"When you go out to war on your enemies, and G‑d will place him in your hands..." No, that's not a typo. The sentence you just read is a direct translation of Deuteronomy 21:10, the opening verse of this week's Torah reading of Ki Teitzei.

The wording of the Written Torah is extremely precise. When a grammatical anomaly appears—such as plural "enemies" who turn mid-sentence into a singular "him"--the midrashim and commentaries will immediately step in to unearth the story behind the story and reveal the hidden lesson.

The Egyptians, the Amalekites, the Babylonians, the Romans, the Church, the Almohades, the Nazis, the Soviets... we've had no shortage of enemies in our 4,000-year history. Generally speaking, they can be divided into two groups: spiritual enemies and physical enemies.
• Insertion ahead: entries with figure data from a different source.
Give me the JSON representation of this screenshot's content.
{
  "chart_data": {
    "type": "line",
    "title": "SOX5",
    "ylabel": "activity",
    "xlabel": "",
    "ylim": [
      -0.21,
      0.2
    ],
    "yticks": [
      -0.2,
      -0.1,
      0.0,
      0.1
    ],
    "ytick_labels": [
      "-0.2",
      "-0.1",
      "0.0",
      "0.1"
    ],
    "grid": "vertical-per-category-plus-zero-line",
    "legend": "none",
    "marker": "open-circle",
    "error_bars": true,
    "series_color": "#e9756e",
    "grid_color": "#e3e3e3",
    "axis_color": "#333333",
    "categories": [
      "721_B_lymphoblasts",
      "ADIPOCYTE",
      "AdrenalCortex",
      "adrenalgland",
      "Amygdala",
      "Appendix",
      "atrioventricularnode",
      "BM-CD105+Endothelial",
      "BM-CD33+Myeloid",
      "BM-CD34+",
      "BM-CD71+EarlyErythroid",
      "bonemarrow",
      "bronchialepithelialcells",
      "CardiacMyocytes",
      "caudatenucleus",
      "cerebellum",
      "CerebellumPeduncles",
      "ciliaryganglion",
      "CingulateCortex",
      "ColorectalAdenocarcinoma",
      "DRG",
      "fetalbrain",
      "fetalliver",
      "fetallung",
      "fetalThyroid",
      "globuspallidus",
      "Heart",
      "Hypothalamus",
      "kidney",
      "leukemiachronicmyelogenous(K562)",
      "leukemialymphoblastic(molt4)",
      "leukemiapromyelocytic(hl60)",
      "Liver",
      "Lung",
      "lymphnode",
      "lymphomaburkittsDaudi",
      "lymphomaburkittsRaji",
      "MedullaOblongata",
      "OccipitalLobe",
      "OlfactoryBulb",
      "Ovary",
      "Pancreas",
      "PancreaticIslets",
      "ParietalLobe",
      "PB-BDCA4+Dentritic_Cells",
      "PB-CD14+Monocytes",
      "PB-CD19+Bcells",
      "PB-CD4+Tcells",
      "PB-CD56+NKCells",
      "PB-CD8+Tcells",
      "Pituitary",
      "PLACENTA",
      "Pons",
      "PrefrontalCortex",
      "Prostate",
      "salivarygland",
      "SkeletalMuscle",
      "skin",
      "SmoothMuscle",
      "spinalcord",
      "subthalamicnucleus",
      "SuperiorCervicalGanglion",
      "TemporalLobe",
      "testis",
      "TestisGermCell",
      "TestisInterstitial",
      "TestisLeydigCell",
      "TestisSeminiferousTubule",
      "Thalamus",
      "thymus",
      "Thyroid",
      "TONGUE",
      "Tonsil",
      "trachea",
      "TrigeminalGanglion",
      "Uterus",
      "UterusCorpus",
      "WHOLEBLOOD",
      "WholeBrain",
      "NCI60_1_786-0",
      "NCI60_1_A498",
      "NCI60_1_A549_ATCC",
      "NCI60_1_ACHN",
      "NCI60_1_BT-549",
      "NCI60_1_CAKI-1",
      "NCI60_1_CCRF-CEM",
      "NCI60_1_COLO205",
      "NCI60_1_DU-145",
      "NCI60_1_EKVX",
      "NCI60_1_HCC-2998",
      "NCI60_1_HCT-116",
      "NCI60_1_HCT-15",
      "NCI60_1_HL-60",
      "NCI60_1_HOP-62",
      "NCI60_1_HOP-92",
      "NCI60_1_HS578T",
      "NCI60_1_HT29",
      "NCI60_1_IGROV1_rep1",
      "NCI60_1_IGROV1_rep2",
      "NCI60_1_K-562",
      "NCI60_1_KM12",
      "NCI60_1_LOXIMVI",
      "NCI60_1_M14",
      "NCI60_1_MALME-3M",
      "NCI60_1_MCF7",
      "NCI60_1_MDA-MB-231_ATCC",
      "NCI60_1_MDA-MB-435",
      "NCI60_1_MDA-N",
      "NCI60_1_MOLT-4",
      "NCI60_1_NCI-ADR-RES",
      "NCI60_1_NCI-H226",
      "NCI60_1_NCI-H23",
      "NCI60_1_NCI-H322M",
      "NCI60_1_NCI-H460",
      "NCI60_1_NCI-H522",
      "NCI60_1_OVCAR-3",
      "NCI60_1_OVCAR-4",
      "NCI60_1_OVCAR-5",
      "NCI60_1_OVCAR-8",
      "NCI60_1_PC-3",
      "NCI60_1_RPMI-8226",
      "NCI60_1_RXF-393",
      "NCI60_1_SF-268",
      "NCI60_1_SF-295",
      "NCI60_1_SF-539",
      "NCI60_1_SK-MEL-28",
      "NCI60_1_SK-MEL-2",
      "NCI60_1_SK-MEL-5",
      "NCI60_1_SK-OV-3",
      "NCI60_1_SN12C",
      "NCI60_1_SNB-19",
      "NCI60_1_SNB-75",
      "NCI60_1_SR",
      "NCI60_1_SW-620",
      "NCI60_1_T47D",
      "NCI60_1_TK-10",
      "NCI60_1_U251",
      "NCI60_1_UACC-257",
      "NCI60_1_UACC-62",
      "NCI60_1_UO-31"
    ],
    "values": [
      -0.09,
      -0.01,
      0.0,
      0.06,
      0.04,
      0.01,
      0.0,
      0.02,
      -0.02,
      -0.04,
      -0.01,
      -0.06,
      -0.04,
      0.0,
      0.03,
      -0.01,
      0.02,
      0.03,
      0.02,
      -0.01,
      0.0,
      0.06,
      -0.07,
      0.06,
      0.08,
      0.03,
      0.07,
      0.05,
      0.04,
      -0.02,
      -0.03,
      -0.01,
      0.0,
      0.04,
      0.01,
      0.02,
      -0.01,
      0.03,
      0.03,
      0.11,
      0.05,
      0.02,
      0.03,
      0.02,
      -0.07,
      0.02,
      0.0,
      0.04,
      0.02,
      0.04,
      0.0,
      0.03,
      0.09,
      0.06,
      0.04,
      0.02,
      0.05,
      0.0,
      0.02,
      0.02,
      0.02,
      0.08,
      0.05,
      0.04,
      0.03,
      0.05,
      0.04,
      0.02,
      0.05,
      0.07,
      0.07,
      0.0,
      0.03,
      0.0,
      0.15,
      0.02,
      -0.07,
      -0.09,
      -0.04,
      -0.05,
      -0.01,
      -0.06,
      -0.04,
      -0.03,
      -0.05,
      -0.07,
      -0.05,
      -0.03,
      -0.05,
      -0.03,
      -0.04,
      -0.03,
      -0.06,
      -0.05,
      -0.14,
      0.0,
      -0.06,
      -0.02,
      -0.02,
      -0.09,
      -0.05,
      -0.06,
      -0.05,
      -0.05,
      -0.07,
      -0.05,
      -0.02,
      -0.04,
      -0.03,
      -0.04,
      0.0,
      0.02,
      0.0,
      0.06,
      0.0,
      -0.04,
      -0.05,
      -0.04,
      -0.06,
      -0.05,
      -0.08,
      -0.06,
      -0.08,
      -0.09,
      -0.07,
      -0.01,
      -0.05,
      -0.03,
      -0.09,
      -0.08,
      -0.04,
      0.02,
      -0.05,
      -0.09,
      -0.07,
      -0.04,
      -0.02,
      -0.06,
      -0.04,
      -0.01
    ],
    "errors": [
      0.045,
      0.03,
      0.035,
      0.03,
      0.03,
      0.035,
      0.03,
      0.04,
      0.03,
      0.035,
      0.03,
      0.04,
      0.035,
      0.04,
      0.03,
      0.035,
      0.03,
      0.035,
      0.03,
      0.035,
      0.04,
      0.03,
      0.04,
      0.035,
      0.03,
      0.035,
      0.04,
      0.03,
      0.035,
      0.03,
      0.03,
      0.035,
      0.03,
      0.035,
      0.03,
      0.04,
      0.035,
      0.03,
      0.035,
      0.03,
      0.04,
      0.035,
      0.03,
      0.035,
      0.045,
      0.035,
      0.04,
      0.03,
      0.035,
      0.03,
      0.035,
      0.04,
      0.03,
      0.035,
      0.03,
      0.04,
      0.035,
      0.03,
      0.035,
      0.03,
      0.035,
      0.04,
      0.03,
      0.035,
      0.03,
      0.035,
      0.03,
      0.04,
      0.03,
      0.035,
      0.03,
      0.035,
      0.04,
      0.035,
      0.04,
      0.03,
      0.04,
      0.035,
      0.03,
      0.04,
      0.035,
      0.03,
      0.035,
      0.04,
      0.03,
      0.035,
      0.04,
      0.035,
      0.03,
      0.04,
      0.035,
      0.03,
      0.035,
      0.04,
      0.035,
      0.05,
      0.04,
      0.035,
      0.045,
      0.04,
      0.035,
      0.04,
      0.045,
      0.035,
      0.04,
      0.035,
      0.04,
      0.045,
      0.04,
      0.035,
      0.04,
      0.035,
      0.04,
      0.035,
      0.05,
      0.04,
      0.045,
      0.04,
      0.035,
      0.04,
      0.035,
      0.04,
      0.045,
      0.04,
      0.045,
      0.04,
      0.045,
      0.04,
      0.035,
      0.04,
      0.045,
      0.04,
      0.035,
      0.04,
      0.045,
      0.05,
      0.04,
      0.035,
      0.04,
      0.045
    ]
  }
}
An enemy of the Jewish soul is an enemy of the Jewish body

The classic prototypes are the Syrian-Greek emperor Antiochus, who tried to forcefully Hellenize the Jews (his failure is celebrated each year on Chanukah), and Haman the Aggagite, who secured a royal decree to slaughter every Jewish man, woman and child on the face of the earth (whose downfall gave us Purim). Closer to our day, we have the 70-year campaign to uproot the beliefs and practices of Judaism from the souls and lives of the Jews under Soviet domain, and the ongoing terror war waged by militant Islamists, who just want us dead.

Yet the two enemies of Israel are intrinsically one. Time and again, Jewish history tells the story of how the weakening of our spiritual identity invariably leads to physical decline. An enemy of the Jewish soul is an enemy of the Jewish body, just as an enemy of the Jewish body is obviously an enemy of the Jewish soul.

This is the lesson implicit in the opening verse of our parshah: Our first line of defense in the war for Jewish survival is the realization that our plural "enemies" are, in truth, a singular "him." That the physical and spiritual fate of our people are inexorably intertwined. That we must regard each physical attack against a Jew as an attack against the eternal spirit of Israel, and treat every spiritual danger as a threat to our physical survival.


What must we do to win the war? How is the battle to be waged so that "G‑d will place him in your hands"? The answer lies enfolded in another grammatical curio in Ki Teitzei's opening verse:

"When you go to war on your enemies..."

We focus now on the word "on" in this line — al in the Hebrew. The Hebrew word al, like its English equivalent, can mean, in this context, "against." In the simple meaning of the verse, going to war "on your enemies" means going to war against your enemies. But the word can also be understood in the sense of "above": don't go to war against them, go to war above them.

When we begin to doubt our own goodness, we are doomed to lose ground We have seen this so often in our experience as a people that we really shouldn't need a grammatical twist of a Torah verse to inform us of it. When we went to war above our enemies, confident of our moral and spiritual superiority and unapologetic of the righteousness of our cause, we always triumphed in the end, no matter how outnumbered we might have been in quantity of men and arms. But when we begin to doubt our own goodness, when we begin to regard decadent murderers as our moral equals, we are doomed to lose ground, even when, on the physical plane, we hold the military and strategic advantage.

A lesson as simple as it is profound: When you go out to war on your enemies, G‑d will place him in your hands.